The fact that I can’t stop staring out the window somewhat makes me realise that I’m not really afraid of heights; I’m afraid of what happens when there’s no economy class plane seat beneath my now (after six hours of sitting) completely numb derrière. Though that realisation still does not mean I’m about to start climbing on every roller coaster in town.

I know that my family is probably having a good ole Italian- South African Easter Sunday lunch right now. My uncle is probably wearing a nationality-appropriate apron and waving a pairs of tongs around authoritatively. My sister is probably within two meters of a dog. A good portion of the family is probably talking about how far away I am or something of the like.
And I’m thinking quite a bit about everyone and how much I miss them but I’m also thinking quite a bit about the food.

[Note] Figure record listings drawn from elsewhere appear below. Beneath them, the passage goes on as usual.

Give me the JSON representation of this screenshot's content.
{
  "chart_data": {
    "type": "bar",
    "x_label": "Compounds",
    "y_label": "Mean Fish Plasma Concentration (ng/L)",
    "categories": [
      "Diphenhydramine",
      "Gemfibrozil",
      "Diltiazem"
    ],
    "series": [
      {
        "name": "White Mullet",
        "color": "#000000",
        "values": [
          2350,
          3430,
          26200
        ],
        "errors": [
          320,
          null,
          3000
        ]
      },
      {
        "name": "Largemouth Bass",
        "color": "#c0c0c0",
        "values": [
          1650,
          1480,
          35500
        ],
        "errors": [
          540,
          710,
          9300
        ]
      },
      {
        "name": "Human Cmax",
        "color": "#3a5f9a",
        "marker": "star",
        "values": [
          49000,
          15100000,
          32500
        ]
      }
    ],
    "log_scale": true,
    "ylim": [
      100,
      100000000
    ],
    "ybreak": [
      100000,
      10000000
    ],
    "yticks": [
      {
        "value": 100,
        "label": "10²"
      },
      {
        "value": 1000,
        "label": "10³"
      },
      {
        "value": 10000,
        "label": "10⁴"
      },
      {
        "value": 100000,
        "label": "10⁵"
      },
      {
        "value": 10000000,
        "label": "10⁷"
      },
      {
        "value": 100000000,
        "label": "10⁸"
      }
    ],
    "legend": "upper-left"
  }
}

The flight tracker thingy still says there are four hours’ worth of sky time left so… By the time I post this I’m going to guess that my family is most likely having tea and cracking bright red Greek Easter eggs and it’s nearly the end of Easter.

But Easter has just caught up with this side of the Greenwich Meridian so I have one heck of a lot of Easter left.

And if you thought the Swiss were big on chocolate, you should have seen the Brazilian airport.

Fast forward eight or so hours and guess what? I’m on a plane! Shocker.
This time I’m leaving Panama from an airport in the middle of a forest at the edge of sea.
One of the flight attendants could be my gym instructor’s brother. He was at his post at the front of the plane with his arms crossed and his gaze menacing and we were all feeling sufficiently intimidated. Then a little curly-topped boy wearing an abundance of Ben 10 merchandise jumped into the aisle and started crying. The flight attendant didn’t react aside from menacingly turning his neck to the side at which point (if this was a movie) there would be an audible click.
And we remained sufficiently intimidated.

We remained that way until some upbeat dance music played and – I kid you not he did a rhythmic cha-cha down the aisle.
We were then sufficiently amused.

Happy Easter! xo


“A little bit of heaven never hurt no-one.” ~John Mayer (from, ironically, a song called ‘On The Way Home’.)